Ernest Kaltenegger, KPÖ-Stadrat in Graz von 1998 bis 2005, nachher Landtagsabgeordneter (Bild: Georg Fuchs)
Geprägt wurde diese bürgernahe Politik lange Zeit von der legendären Person Ernest Kalteneggers. Als kommunistischer Stadtrat widersetzte er sich der Privatisierung kommunaler Betriebe und Wohnungen durch die Sozialdemokraten, welche die Stadt seit Kriegsende ununterbrochen regierten. Das führte bei den Wahlen im Jahr 2003 dazu, dass das betroffene städtische Personal sowie Mieter von Wohnungen, die von der Entkommunalisierung bedroht waren – in der Regel bisher überwiegend SPÖ-Wähler – in Scharen zur KPÖ überliefen und dieser zu einem Stimmenanstieg von 8 auf 20 Prozent verhalfen. Ernest Kaltenegger war es auch, der etwas eingeführt hat, was bis heute bei den Grazer Kommunisten Pflicht ist: Mandatsträger beziehen von ihrem Gehalt nur so viel, wie sie vorher in ihrem angestammten Beruf verdient hatten und schiessen den Rest in einen Solidarfonds ein. Mit diesen Mitteln werden Grazerinnen und Grazer in Notlagen unbürokratisch und rasch unterstützt. Alljährlich gibt es einen «Tag der offenen Konten», an dem die kommunistischen Mandatsträger auf Heller und Pfennig Rechenschaft ablegen über die Verwendung dieser Gelder. Vom TV-Sender oe24 konkret danach befragt, erklärte Genossin Kahr, dass sie von ihrem monatlichen Nettogehalt als Stadträtin von 6100 Euro jeweils den Betrag von 1950 Euro für sich behalte und den Rest an den Fonds überweise.

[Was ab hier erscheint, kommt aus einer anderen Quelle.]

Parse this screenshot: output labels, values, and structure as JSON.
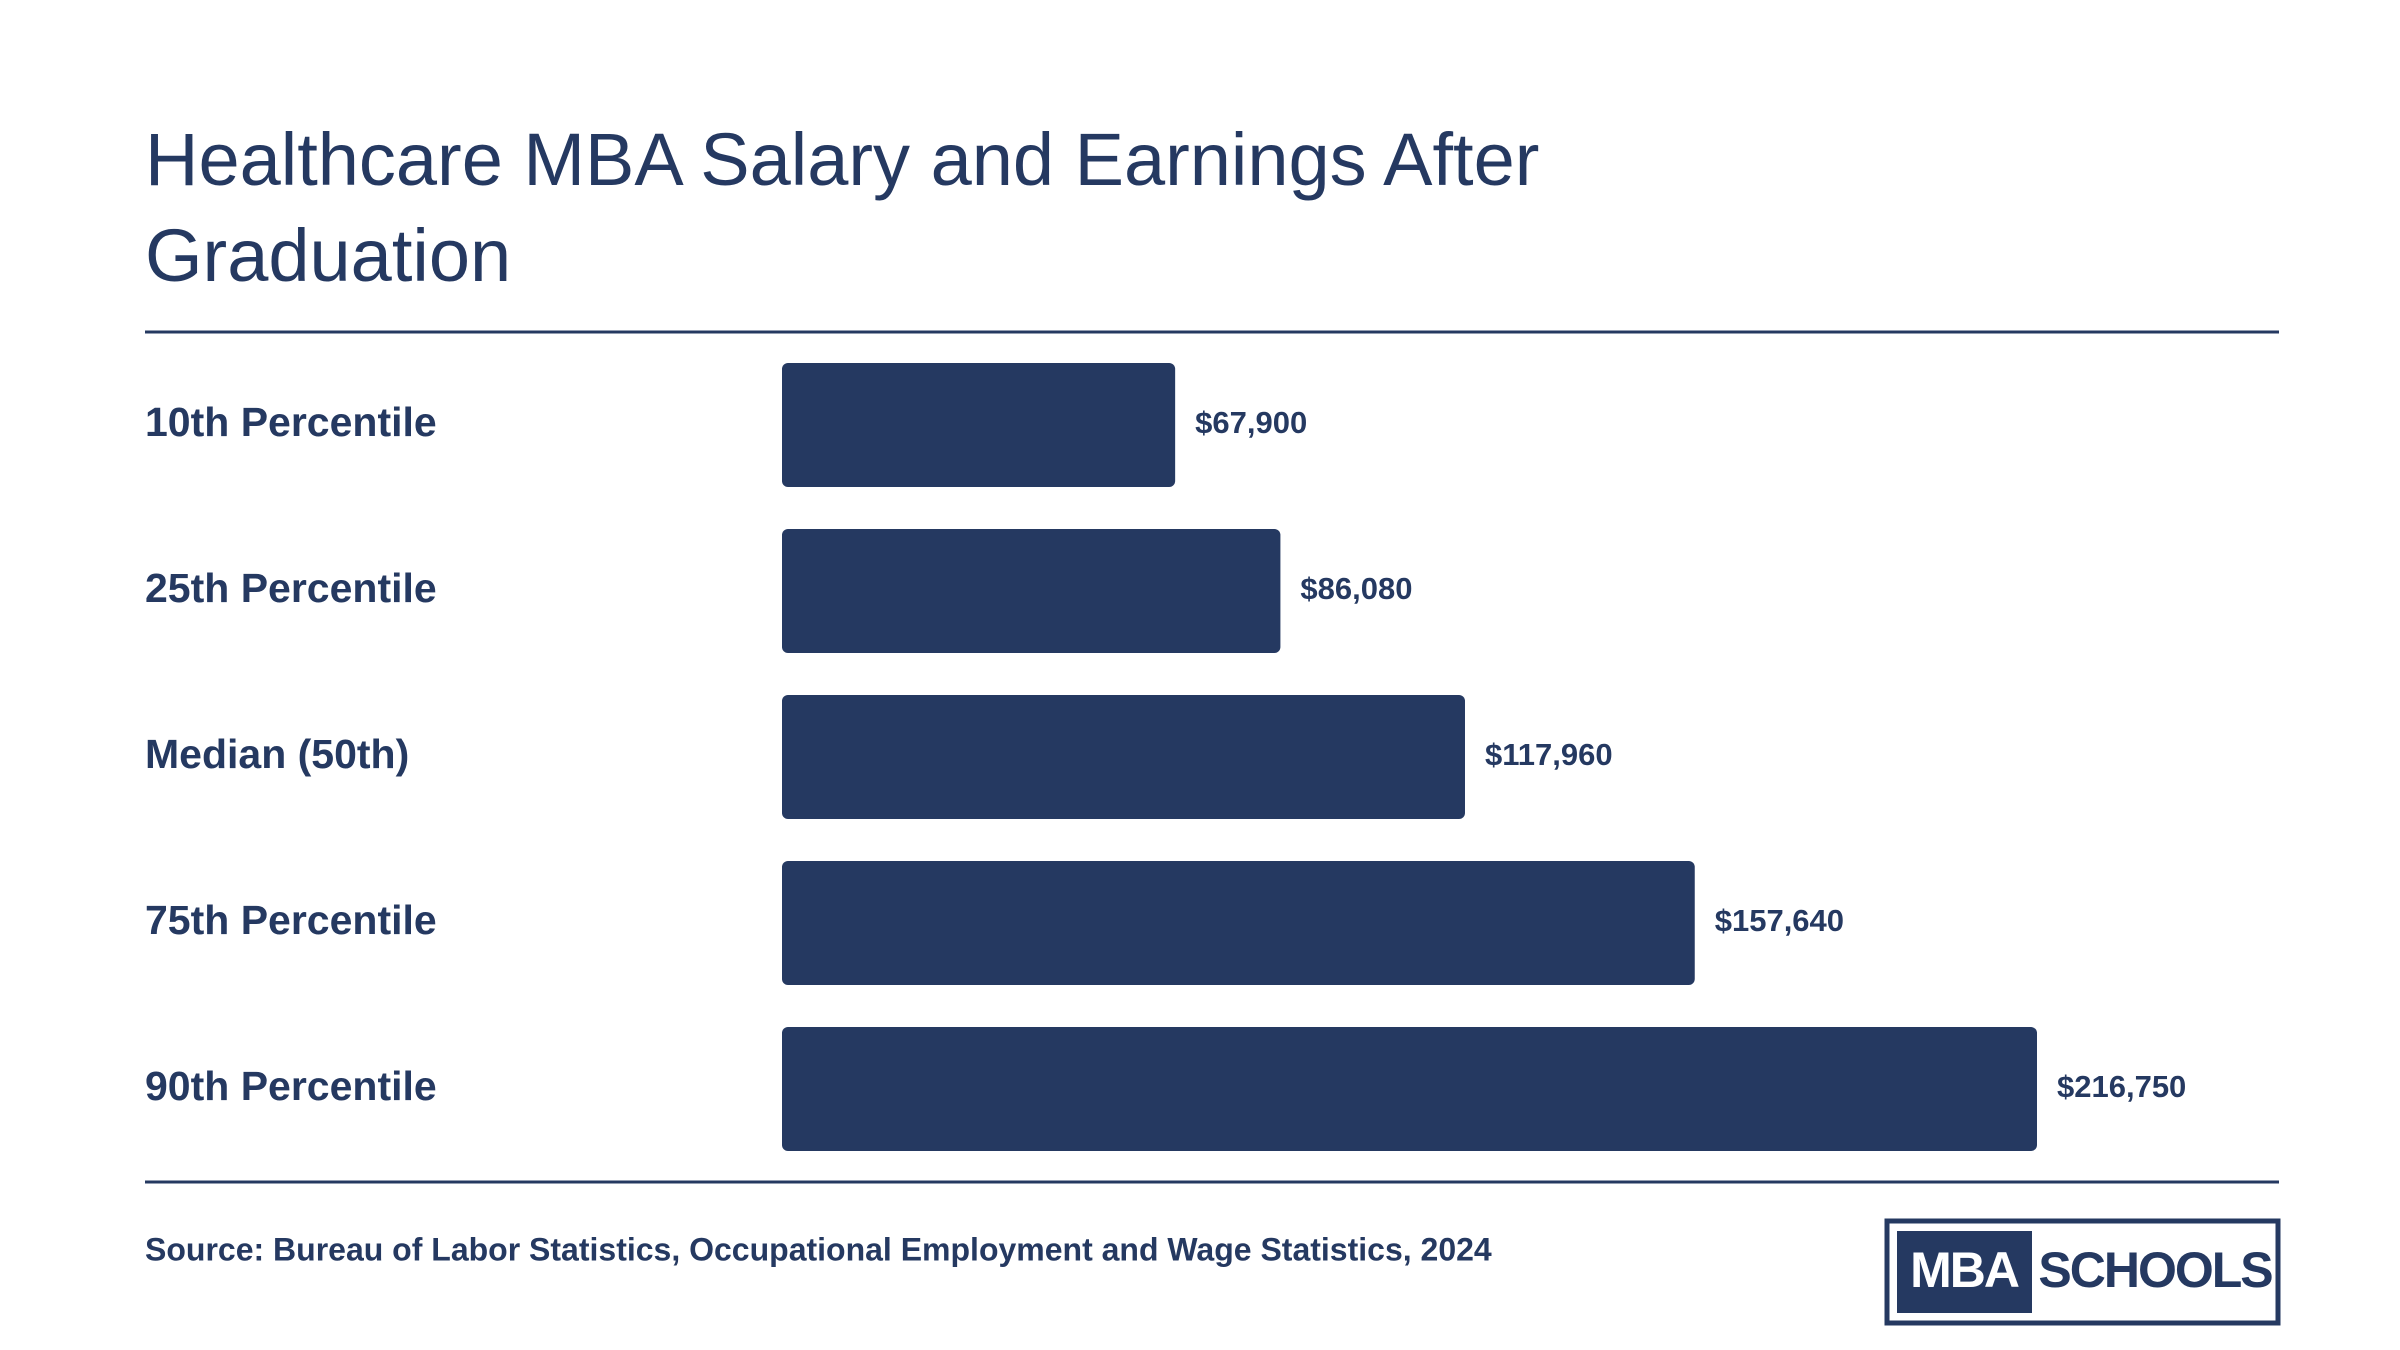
{
  "chart_data": {
    "type": "bar",
    "orientation": "horizontal",
    "title": "Healthcare MBA Salary and Earnings After Graduation",
    "categories": [
      "10th Percentile",
      "25th Percentile",
      "Median (50th)",
      "75th Percentile",
      "90th Percentile"
    ],
    "values": [
      67900,
      86080,
      117960,
      157640,
      216750
    ],
    "value_labels": [
      "$67,900",
      "$86,080",
      "$117,960",
      "$157,640",
      "$216,750"
    ],
    "color": "#253961",
    "source": "Source: Bureau of Labor Statistics, Occupational Employment and Wage Statistics, 2024"
  },
  "logo": {
    "left": "MBA",
    "right": "SCHOOLS"
  }
}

Die steirische KPÖ ist formell Teil der Bundes-KPÖ, steht zu dieser in gewissen Fragen jedoch in Opposition. Sie macht zum Beispiel deren eurokommunistischen Kurs nicht mit und befürwortet einen Austritt des Landes aus der EU als einer Konstruktion der Banken und Konzerne. «Wir gehen bei der Beurteilung der EU vor allem von den Interessen der arbeitenden Menschen aus», heisst es in einer Stellungnahme der KPÖ Steiermark. Und diese Interessen kämen bei den Privatisierungen und Deregulierungen unter die Räder. Auf Grundlage der geltenden EU-Verträge sei eine demokratische, soziale und ökologische Entwicklung der EU kaum vorstellbar. Für die KPÖ ist zudem die Gefahr virulent, dass die EU zu einer militärischen Supermacht ausgebaut wird, was mit der Neutralität Österreichs nicht zu vereinbaren ist.